Let $ h \left( \cdot \right) $ be a convex function.
The proximal operator is defined by:
$$ \operatorname{Prox}_{ \lambda h( u ) } \left( x \right) = \arg \min_{u} \lambda h \left( u \right) + \frac{1}{2} {\left\| u - x \right\|}_{2}^{2} $$
Why is this operator well defined? We must see that exist that minimum and is unique. But I don't see how to do that and I don't find any information on the bibliography.
I will assume that the domain of $h$ is finite dimensional, non empty and open. As a result, $h$ is continuous and the epigraph of $h$ has a supporting hyperplane, that is, there is some $g, \alpha$ such that $h(x) \ge \langle g , x \rangle + \alpha$ for all $x$.

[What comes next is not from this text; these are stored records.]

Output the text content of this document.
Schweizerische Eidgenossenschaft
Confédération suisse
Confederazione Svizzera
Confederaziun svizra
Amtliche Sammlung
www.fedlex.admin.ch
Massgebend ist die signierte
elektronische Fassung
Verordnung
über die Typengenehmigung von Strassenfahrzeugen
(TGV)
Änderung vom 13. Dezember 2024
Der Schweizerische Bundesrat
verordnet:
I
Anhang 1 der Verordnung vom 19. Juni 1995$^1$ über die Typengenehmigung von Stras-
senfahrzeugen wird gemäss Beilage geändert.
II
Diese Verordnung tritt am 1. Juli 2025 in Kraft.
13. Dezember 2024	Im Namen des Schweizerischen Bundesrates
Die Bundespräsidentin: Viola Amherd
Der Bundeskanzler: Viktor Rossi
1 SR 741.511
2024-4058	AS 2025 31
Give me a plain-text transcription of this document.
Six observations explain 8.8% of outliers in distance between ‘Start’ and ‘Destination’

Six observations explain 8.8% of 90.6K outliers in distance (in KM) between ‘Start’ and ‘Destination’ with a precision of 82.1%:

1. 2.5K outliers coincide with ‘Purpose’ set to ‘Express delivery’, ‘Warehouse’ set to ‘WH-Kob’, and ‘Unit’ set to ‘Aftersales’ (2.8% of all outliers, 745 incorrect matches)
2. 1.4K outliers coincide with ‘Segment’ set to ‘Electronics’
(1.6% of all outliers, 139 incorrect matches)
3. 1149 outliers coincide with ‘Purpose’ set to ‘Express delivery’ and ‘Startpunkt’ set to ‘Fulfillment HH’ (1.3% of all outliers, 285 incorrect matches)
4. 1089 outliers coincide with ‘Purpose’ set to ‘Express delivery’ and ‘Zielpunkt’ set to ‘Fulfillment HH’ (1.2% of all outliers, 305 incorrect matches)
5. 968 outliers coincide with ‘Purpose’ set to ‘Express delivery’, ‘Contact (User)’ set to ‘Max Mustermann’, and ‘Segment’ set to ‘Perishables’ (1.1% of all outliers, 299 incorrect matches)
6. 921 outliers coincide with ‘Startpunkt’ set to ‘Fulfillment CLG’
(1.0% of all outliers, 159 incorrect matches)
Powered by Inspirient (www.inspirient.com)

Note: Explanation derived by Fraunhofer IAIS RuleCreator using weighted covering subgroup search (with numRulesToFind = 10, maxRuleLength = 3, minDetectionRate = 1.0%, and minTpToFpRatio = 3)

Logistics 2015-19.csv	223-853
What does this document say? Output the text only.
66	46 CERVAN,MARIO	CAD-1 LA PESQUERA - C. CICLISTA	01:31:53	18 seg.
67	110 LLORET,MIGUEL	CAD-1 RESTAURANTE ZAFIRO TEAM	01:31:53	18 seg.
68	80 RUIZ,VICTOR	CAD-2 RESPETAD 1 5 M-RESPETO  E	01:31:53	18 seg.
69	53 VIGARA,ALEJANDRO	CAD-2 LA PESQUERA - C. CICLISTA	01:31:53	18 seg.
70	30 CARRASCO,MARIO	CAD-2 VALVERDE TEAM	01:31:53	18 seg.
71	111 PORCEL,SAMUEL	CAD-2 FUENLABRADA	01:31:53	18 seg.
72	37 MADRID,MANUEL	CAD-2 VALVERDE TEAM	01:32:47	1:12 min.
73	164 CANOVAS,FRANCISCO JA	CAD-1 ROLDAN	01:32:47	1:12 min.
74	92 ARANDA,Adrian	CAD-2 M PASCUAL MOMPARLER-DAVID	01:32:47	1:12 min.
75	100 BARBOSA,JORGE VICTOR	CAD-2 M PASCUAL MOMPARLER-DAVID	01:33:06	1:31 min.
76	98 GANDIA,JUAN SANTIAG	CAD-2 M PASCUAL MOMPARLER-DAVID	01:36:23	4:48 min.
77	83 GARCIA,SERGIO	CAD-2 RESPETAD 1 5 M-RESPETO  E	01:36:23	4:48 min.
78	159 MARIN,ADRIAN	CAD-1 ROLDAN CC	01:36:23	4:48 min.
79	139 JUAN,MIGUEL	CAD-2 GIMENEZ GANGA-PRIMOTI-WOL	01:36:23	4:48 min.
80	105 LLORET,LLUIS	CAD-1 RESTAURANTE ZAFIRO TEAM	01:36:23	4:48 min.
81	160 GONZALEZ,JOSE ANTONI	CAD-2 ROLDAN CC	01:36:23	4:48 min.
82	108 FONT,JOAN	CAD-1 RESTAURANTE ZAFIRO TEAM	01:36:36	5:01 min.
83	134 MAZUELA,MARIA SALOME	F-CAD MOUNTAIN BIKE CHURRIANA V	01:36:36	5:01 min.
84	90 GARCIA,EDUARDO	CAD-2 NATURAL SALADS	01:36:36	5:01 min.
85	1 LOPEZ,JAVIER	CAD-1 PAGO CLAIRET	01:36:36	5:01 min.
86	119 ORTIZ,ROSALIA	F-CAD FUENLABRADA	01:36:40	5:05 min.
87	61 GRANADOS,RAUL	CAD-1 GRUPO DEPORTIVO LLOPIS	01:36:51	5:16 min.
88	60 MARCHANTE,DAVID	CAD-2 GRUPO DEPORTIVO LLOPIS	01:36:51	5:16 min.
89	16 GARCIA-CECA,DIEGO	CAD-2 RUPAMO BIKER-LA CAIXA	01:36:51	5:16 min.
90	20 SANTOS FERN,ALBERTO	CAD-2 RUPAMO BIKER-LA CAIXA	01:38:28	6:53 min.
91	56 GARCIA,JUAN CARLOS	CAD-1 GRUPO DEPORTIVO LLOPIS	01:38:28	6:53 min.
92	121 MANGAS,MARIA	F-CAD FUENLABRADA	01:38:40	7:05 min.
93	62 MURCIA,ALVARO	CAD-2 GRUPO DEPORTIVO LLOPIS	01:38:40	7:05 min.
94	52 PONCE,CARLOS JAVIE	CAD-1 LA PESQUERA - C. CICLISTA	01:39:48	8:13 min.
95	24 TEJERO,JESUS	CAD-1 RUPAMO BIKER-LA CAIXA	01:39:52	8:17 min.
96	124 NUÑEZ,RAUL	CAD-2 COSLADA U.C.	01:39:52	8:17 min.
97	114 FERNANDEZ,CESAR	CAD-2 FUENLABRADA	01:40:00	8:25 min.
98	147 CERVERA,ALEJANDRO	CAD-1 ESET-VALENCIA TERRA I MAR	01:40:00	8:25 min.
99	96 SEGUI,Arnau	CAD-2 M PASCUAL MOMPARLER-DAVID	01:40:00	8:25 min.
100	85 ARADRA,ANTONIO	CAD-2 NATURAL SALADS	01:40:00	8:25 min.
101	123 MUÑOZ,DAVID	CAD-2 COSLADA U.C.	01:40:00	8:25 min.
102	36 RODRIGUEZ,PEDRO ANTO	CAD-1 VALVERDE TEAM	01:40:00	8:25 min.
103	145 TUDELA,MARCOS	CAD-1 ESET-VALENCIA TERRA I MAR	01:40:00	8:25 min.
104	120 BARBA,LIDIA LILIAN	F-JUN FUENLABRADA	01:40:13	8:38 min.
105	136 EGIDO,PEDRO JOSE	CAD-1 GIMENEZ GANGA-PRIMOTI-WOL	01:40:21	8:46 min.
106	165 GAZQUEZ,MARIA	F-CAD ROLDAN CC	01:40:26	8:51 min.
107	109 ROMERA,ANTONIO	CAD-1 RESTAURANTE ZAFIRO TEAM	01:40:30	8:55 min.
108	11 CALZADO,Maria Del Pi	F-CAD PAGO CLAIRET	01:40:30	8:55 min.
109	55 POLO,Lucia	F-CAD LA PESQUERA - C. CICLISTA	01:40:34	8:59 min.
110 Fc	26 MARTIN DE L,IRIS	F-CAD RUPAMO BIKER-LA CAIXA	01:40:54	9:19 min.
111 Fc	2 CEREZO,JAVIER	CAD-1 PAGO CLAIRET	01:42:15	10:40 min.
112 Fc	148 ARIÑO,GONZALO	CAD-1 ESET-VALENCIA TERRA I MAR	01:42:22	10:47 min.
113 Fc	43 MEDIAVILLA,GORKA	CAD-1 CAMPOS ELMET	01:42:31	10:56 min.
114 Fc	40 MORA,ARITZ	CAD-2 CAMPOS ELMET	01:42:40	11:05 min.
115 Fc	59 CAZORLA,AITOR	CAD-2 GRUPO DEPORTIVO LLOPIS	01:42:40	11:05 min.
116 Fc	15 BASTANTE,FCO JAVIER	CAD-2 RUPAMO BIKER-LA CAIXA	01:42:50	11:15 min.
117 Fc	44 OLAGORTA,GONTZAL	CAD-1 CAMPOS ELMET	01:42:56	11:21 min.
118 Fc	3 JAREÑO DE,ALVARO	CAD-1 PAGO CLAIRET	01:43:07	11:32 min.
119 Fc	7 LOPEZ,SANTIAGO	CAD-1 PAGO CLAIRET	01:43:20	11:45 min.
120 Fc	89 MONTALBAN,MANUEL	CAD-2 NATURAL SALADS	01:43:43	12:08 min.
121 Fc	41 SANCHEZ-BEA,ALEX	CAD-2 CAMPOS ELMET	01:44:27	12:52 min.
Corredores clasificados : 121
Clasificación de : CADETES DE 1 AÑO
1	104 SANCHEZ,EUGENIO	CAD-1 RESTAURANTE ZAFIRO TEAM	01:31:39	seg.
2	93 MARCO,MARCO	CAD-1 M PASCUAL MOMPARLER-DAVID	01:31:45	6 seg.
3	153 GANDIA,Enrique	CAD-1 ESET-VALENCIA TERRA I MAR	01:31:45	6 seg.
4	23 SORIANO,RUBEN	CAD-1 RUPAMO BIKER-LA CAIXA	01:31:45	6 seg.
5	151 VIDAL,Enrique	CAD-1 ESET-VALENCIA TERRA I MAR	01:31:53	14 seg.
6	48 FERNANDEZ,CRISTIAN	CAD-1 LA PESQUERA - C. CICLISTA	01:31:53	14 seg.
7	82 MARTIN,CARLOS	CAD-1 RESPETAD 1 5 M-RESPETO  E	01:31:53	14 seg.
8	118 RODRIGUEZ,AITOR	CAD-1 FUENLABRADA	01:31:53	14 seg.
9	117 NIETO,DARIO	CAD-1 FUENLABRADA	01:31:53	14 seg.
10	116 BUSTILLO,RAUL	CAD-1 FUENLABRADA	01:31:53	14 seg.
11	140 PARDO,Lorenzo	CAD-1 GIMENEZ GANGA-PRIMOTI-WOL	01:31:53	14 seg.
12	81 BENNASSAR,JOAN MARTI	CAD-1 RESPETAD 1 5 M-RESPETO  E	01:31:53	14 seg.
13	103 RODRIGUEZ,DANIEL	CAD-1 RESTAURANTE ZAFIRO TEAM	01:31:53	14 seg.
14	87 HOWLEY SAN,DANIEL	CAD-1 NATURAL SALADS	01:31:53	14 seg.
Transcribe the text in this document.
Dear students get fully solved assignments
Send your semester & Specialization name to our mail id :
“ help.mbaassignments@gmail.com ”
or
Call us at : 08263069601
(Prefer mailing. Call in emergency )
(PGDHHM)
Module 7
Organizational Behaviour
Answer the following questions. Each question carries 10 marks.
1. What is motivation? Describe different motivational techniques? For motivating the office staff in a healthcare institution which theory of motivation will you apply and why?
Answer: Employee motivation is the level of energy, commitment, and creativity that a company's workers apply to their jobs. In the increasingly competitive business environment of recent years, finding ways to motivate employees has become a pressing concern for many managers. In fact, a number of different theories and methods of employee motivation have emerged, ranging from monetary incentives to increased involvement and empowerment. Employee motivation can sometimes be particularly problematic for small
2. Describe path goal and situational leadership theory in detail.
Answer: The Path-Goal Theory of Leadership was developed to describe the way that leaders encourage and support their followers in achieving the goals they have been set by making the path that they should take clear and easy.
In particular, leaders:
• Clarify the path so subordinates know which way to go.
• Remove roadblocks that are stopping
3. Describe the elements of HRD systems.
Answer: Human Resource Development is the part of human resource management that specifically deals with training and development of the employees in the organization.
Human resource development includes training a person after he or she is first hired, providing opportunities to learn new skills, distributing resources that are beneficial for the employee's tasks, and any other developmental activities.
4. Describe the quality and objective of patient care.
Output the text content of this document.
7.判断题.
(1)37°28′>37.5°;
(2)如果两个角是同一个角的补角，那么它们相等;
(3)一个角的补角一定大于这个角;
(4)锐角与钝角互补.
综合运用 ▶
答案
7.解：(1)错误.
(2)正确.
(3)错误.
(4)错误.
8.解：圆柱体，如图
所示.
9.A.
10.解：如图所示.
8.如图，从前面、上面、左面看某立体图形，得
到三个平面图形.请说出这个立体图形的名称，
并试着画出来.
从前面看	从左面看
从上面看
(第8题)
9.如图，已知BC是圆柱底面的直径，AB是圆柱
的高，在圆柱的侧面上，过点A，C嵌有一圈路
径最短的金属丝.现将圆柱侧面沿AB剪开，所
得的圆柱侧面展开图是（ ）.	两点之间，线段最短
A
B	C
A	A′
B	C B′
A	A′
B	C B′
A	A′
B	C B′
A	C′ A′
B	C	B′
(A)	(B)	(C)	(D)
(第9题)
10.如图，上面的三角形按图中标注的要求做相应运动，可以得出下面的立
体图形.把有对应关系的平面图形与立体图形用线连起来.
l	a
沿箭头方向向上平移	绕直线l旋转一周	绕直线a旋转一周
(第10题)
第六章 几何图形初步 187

It is straightforward to show that the level sets of $u \mapsto \langle g , x \rangle + \alpha+ {1 \over 2} \|u-x\|^2$ are bounded, and hence the level sets of $u \mapsto h(u) + {1 \over 2} \|u-x\|^2$ are bounded. Since $h$ is continuous, the level sets are compact and it follows that the proximal function has a $\min$. Since the $\|u-x\|^2$ term is strictly convex, it follows that the minimiser is unique.